Apply upstream commit 943a6621866e9d6e654f5cfe1494378c1fb8957a.

Author: Paul Eggert <eggert@cs.ucla.edu> Date: Thu Aug 22 12:47:51 2013 -0700 * localtime.c: Fix another integer overflow bug in mktime. (time2sub): Avoid undefined behavior on time_t overflow. Reported by Elliott Hughes in <http://mm.icann.org/pipermail/tz/2013-August/019580.html>. Bug: 10310929 Change-Id: I3bf26f1f91371552e0a3828457d27e22af55acb2
2013-08-22 14:13:50 -07:00 · 2013-08-22 14:13:50 -07:00 · 713fe6463e
commit 713fe6463e
parent c44205cf71
3 changed files with 14 additions and 6 deletions
--- a/libc/Android.mk
+++ b/libc/Android.mk
@ -717,8 +717,6 @@ LOCAL_CFLAGS := \
    -DTZDIR=\"/system/usr/share/zoneinfo\" \
    -DTM_GMTOFF=tm_gmtoff \
    -DUSG_COMPAT=1
-# tzcode currently relies on signed overflow in numerous places (http://b/10310929).
-LOCAL_CFLAGS += -fno-strict-overflow
 LOCAL_C_INCLUDES := $(libc_common_c_includes)
 LOCAL_MODULE := libc_tzcode
 LOCAL_ADDITIONAL_DEPENDENCIES := $(LOCAL_PATH)/Android.mk
--- a/libc/tzcode/localtime.c
+++ b/libc/tzcode/localtime.c
@ -1812,14 +1812,14 @@ time2sub(struct tm * const tmp,
        } else  dir = tmcomp(&mytm, &yourtm);
        if (dir != 0) {
            if (t == lo) {
-                ++t;
-                if (t <= lo)
+                if (t == time_t_max)
                    return WRONG;
+                ++t;
                ++lo;
            } else if (t == hi) {
-                --t;
-                if (t >= hi)
+                if (t == time_t_min)
                    return WRONG;
+                --t;
                --hi;
            }
            if (lo > hi)
--- a/libc/tzcode/private.h
+++ b/libc/tzcode/private.h
@ -304,6 +304,16 @@ const char *	scheck(const char * string, const char * format);
 #define TYPE_SIGNED(type) (((type) -1) < 0)

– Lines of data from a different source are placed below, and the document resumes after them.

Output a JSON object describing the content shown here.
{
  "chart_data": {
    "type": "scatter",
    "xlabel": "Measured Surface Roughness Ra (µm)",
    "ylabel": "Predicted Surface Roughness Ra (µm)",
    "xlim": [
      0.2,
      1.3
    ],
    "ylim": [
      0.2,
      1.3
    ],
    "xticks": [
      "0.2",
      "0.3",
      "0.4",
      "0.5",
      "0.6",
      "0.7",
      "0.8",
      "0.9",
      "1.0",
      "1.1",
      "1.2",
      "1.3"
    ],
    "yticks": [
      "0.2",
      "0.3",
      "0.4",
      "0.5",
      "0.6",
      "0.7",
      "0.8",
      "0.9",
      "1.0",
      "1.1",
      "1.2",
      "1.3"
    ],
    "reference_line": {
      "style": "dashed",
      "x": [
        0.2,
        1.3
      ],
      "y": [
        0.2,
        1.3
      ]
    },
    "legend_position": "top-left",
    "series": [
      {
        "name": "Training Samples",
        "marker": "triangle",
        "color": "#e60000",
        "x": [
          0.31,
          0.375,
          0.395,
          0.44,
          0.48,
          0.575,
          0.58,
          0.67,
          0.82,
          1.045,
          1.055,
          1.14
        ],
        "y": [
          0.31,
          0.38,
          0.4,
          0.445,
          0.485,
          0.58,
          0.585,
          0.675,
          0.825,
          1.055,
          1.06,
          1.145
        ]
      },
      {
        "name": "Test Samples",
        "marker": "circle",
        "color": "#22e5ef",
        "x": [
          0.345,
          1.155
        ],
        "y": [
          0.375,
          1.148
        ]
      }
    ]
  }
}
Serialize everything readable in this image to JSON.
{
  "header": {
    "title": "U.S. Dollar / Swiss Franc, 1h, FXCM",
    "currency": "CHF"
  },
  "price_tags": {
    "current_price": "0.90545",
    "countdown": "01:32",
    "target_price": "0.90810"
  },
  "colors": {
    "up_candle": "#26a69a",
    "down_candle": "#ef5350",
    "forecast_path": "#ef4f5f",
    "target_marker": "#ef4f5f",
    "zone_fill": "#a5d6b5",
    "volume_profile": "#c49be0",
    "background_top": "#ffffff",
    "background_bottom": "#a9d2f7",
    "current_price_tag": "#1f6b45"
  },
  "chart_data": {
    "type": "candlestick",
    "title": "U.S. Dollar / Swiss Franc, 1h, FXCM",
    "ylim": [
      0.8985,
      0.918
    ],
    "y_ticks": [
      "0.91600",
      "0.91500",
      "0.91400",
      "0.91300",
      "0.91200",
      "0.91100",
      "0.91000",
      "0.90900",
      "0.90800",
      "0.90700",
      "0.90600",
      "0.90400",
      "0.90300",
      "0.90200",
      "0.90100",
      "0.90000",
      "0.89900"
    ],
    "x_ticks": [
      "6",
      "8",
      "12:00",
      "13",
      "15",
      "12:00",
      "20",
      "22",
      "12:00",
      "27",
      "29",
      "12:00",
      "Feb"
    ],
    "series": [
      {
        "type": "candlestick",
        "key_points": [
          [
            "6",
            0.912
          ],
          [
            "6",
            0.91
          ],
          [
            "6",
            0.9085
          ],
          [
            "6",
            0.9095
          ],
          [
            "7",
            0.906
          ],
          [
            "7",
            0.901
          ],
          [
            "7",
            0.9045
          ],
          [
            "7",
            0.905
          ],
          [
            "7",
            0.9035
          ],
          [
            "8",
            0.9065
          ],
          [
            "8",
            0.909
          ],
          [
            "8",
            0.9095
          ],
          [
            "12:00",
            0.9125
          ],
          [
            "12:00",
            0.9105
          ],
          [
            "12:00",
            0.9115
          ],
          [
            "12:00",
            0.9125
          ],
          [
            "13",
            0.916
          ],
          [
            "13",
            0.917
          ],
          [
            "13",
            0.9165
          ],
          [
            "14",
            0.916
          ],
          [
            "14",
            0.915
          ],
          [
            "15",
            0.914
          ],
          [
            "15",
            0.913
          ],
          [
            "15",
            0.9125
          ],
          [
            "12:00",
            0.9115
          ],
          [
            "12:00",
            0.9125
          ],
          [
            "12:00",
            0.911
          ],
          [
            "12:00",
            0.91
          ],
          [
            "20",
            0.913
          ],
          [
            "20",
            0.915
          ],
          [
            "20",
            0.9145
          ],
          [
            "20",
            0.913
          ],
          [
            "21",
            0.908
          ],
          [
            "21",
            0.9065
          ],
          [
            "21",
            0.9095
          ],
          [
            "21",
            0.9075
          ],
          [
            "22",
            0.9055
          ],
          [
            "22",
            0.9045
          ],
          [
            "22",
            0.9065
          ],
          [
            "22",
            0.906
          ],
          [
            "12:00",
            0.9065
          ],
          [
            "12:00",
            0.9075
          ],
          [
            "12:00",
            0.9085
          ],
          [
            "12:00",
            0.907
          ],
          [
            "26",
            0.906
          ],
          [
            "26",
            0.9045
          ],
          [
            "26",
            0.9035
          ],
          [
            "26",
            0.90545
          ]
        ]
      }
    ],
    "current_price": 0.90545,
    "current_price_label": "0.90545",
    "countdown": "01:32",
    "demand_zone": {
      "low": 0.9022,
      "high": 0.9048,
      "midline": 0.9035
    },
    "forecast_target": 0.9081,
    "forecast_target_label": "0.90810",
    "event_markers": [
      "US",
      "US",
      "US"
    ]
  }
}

 #endif /* !defined TYPE_SIGNED */

+/* The minimum and maximum finite time values.  */
+static time_t const time_t_min =
+  (TYPE_SIGNED(time_t)
+   ? (time_t) -1 << (CHAR_BIT * sizeof (time_t) - 1)
+   : 0);
+static time_t const time_t_max =
+  (TYPE_SIGNED(time_t)
+   ? - (~ 0 < 0) - ((time_t) -1 << (CHAR_BIT * sizeof (time_t) - 1))
+   : -1);
+
 /*
 ** Since the definition of TYPE_INTEGRAL contains floating point numbers,
 ** it cannot be used in preprocessor directives.